Es wird Abend in der Medina von Essaouira
SCHLAFENDE SCHÖNE
In Essaouira finden wir es richtig gemütlich. Die Hafenstadt, die den poetischen Beinamen „schlafende Schöne“ genießt, soll viel von ihrer Ursprünglichkeit in den letzten Jahren eingebüßt haben. Der Tourismus! Das erzählen uns Besucher, die die Stadt in den vergangenen Jahren immer wieder besucht und die rasche Veränderung mitbekommen haben. Und trotzdem ist noch immer bezaubernd, was wir sehen und spüren. Eine ganz eigene Atmosphäre erfüllt diese Stadt. Sie fühlt sich unkompliziert und sehr entspannt an. Ob es am friedliebenden Geist der Künstler und Hippies aus den späten Sechzigern liegt oder an Jimi Hendrix, der damals auch einige Tage hier verbrachte?

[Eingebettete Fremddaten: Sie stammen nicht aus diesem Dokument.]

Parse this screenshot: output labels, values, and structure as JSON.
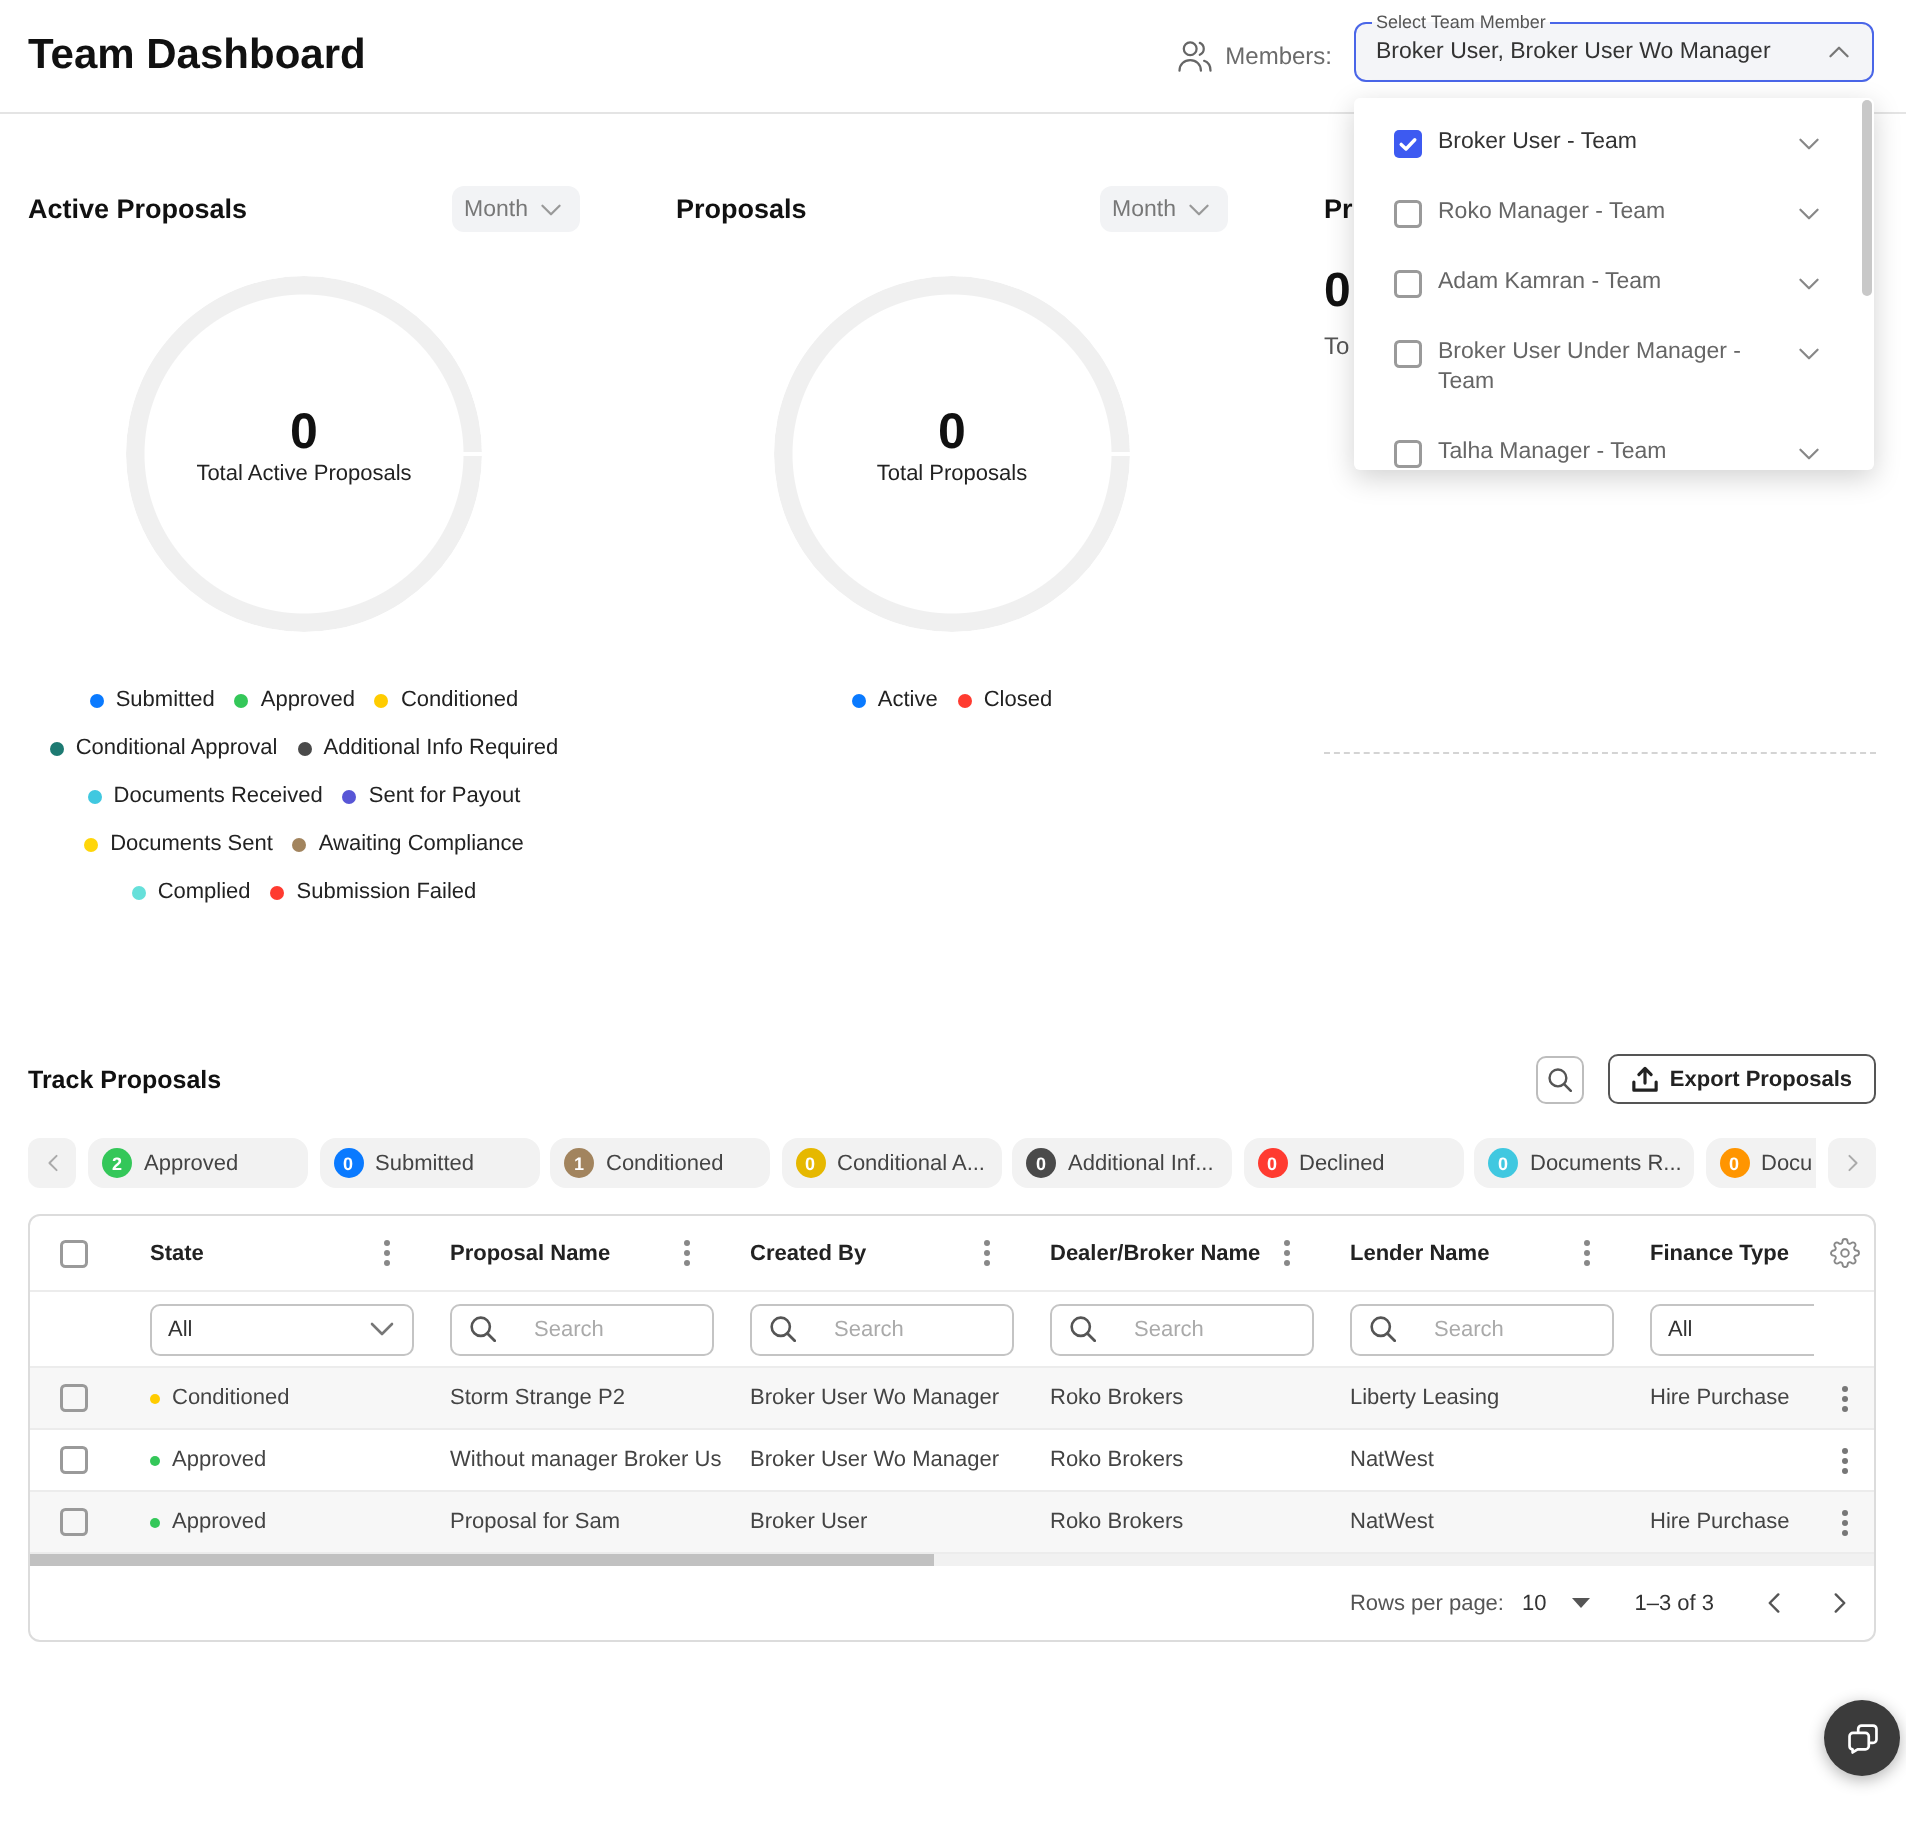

Etwas Besonderes ist die Stadt in jedem Fall. Mit ihrem breiten Sandstrand, den vielen Cafés, dem alten Hafen und der schönen Medina (Altstadt). Diese wurde 2001 sogar zum UNESCO Weltkulturerbe ernannt. Wir lassen uns mal am frühen Abend und mal am sonnigen Tag durch die schönen Gassen voller Farben und Gerüche treiben. Unzählige Geschäfte und noch mehr bunte Waren drängen sich um die Kundschaft. Arganöl ist wohl ein Muss und sollte unbedingt erworben werden. Es verspricht schließlich Gesundheit und Schönheit. Win folgt brav der Empfehlung und kauft sich ein Fläschchen zur Probe. Und ja, ich meine ihn jeden Tag schöner werden zu sehen.

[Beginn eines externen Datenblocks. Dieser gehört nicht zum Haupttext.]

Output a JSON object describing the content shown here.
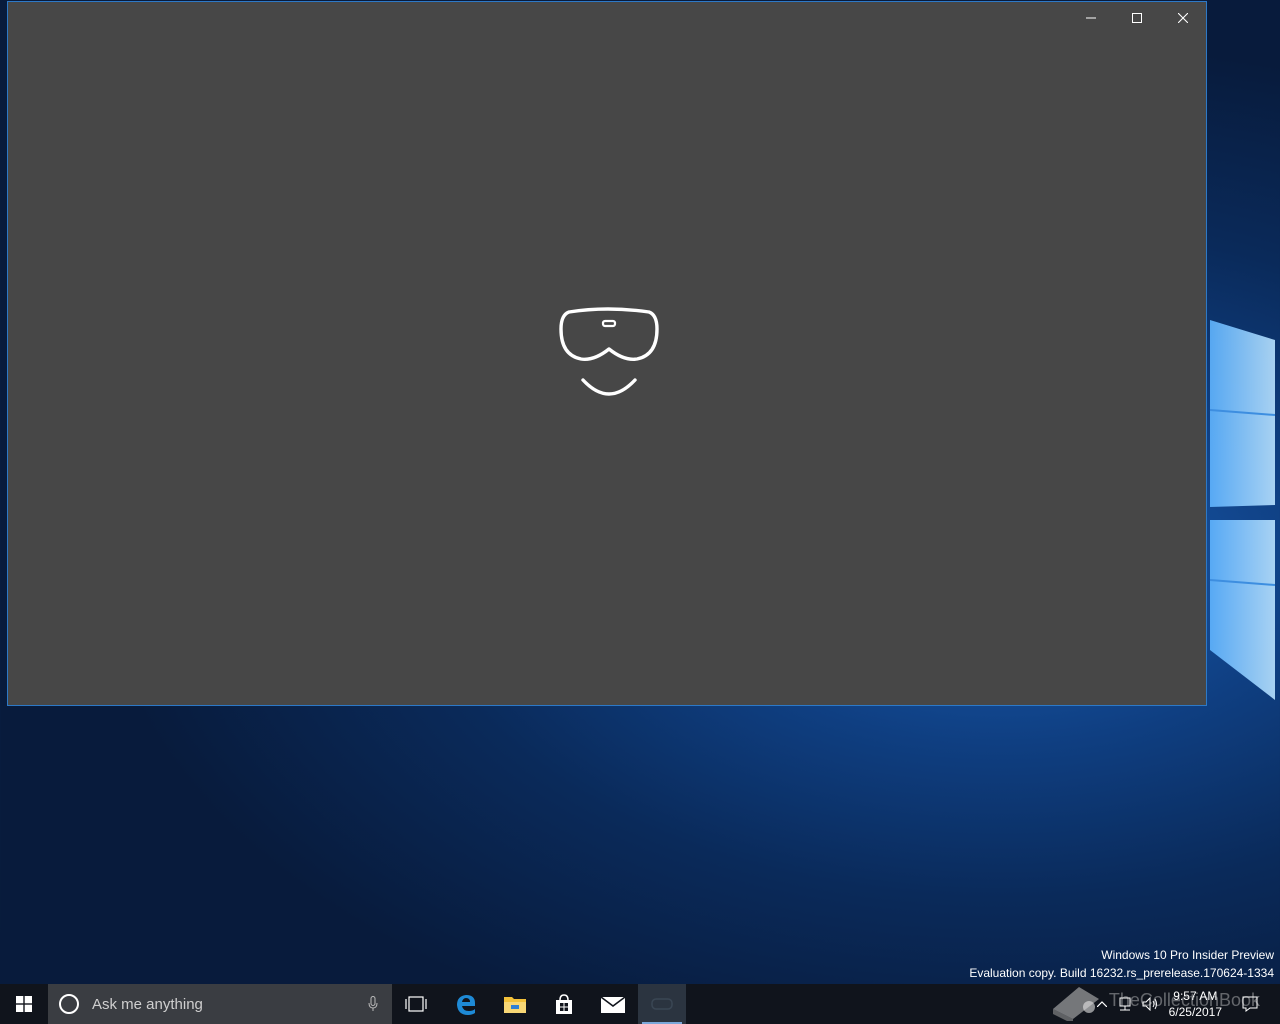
{
  "desktop": {
    "edition": "Windows 10 Pro Insider Preview",
    "build": "Evaluation copy. Build 16232.rs_prerelease.170624-1334"
  },
  "window": {
    "background": "#474747",
    "border_color": "#2d79c7",
    "icons": {
      "minimize": "minimize-icon",
      "maximize": "maximize-icon",
      "close": "close-icon",
      "center": "mixed-reality-headset-icon"
    }
  },
  "taskbar": {
    "search_placeholder": "Ask me anything",
    "pinned": [
      "task-view",
      "edge",
      "file-explorer",
      "store",
      "mail",
      "mixed-reality-portal"
    ],
    "clock": {
      "time": "9:57 AM",
      "date": "6/25/2017"
    },
    "watermark": "TheCollectionBook"
  }
}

Während Win im dufterfüllten Hamam eine Behandlung genießt, spaziere ich alleine durch die malerische Altstadt. Tapfer widerstehe ich den Verlockungen marokkanischen Kunsthandwerks und schaue mich nur aufmerksam um. Aber nicht zu aufmerksam, denn sonst bin ich sofort in ein „völlig unverbindliches“ Verkaufsgespräch verwickelt.

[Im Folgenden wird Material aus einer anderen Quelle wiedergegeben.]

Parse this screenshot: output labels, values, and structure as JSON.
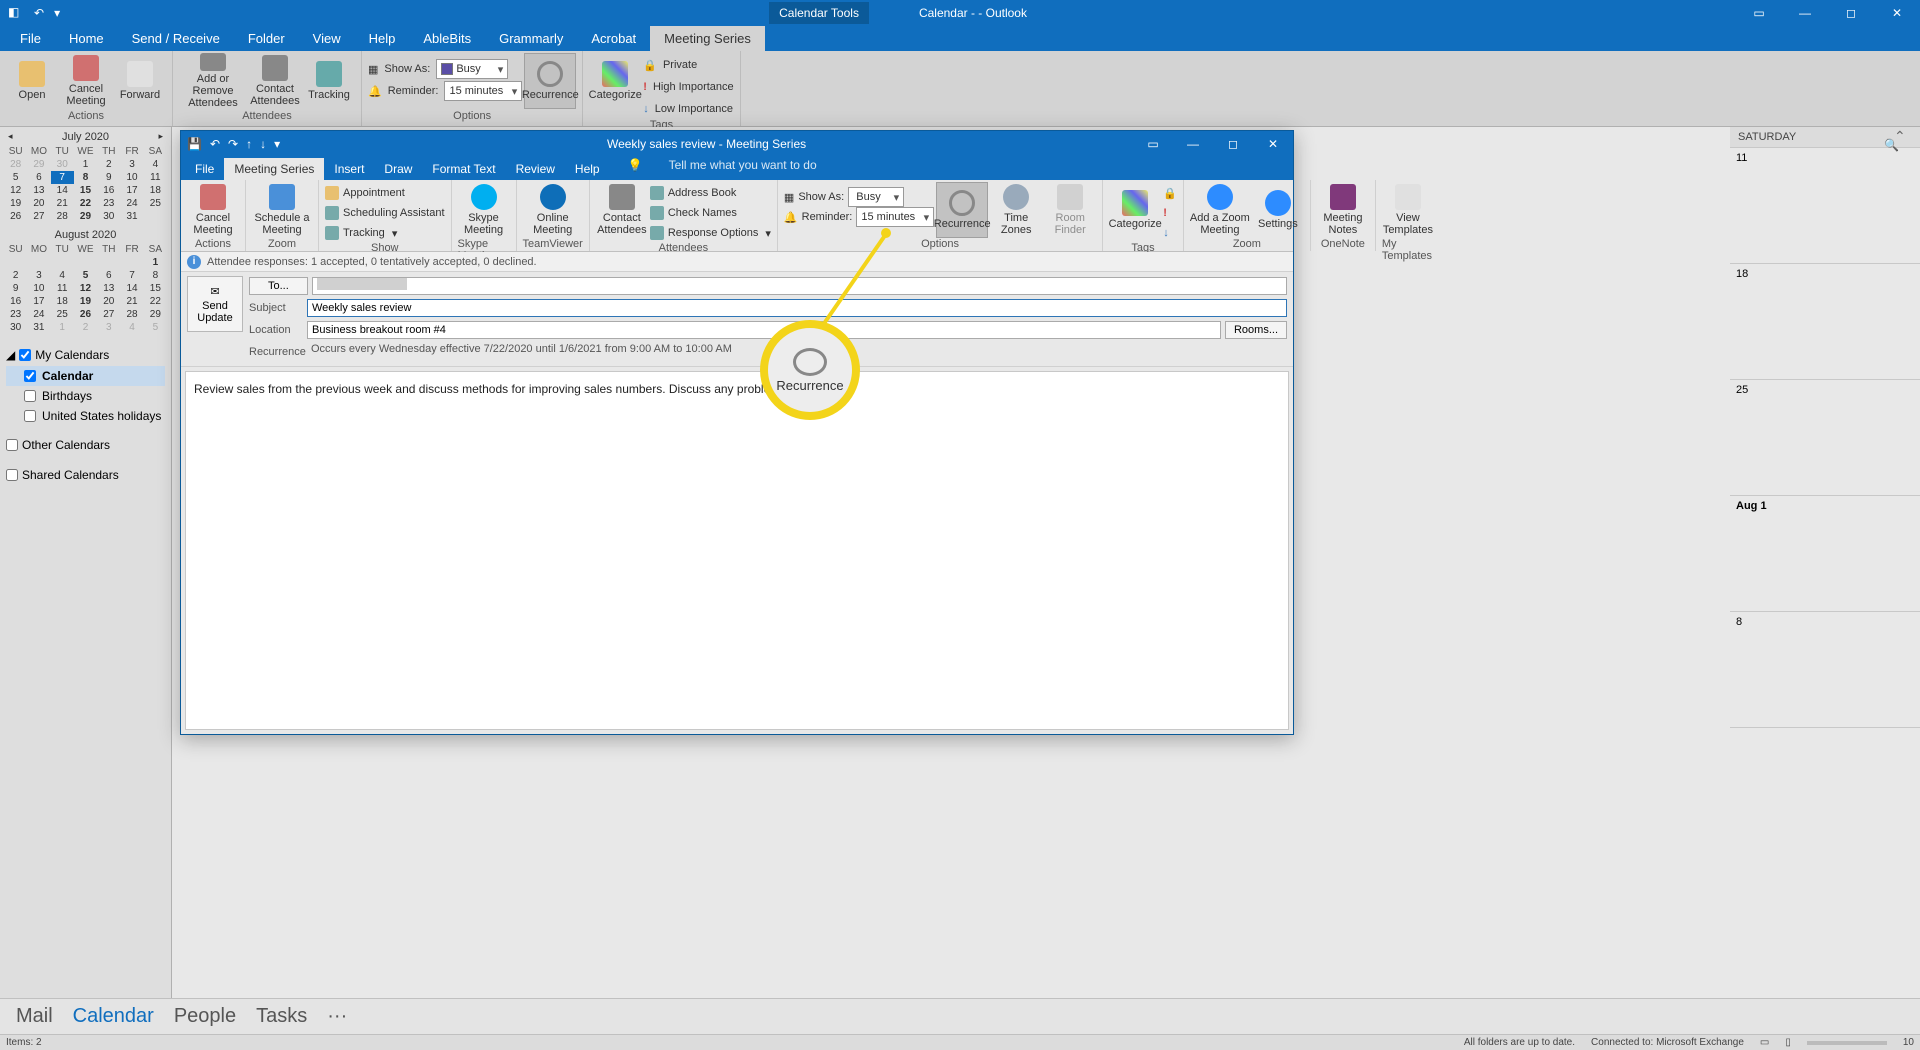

Am Hafen setze ich mich in die Sonne und beobachte das lebhafte Treiben. Die Lieblingsfarbe kleiner Mädchen ist hier auch Pink. Ein Vater sorgt liebevoll aber bestimmt für Ordnung, als sich vier Kinder darum streiten, wer als nächstes mit dem kleinen Fahrrad fahren darf. Alles also genau wie bei uns.
Meine Beobachtungen werden unterbrochen von Mustafa. Respektvoll nimmt er neben mir auf der Parkbank Platz und beginnt mit mir über dieses und jenes zu plaudern. Ich schätze ihn auf 25 Jahre und kann mir ein Grinsen nicht verkneifen, als er recht zügig zur Sache kommt. Er betont meine Schönheit und fragt, ob er meine Augen sehen dürfe, die ich hinter meiner Sonnenbrille versteckt halte. Pardon nein, weise ich ihn sanft in die Schranken, das sei ausschließlich meinem Ehemann gestattet. Das hilft und Mustafa meint, er hoffe, dass ich glücklich mit meinem Mann bin. Um nicht doch Gefahr zu laufen, mich spontan in einen anderen zu verlieben, verabschiede ich mich bald freundlich von meinem jugendlichen Verehrer und schwebe davon. Ich bin schließlich verabredet mit meinem Mann, der soeben mit seinem wichtigen Termin (im Hamam) fertig ist.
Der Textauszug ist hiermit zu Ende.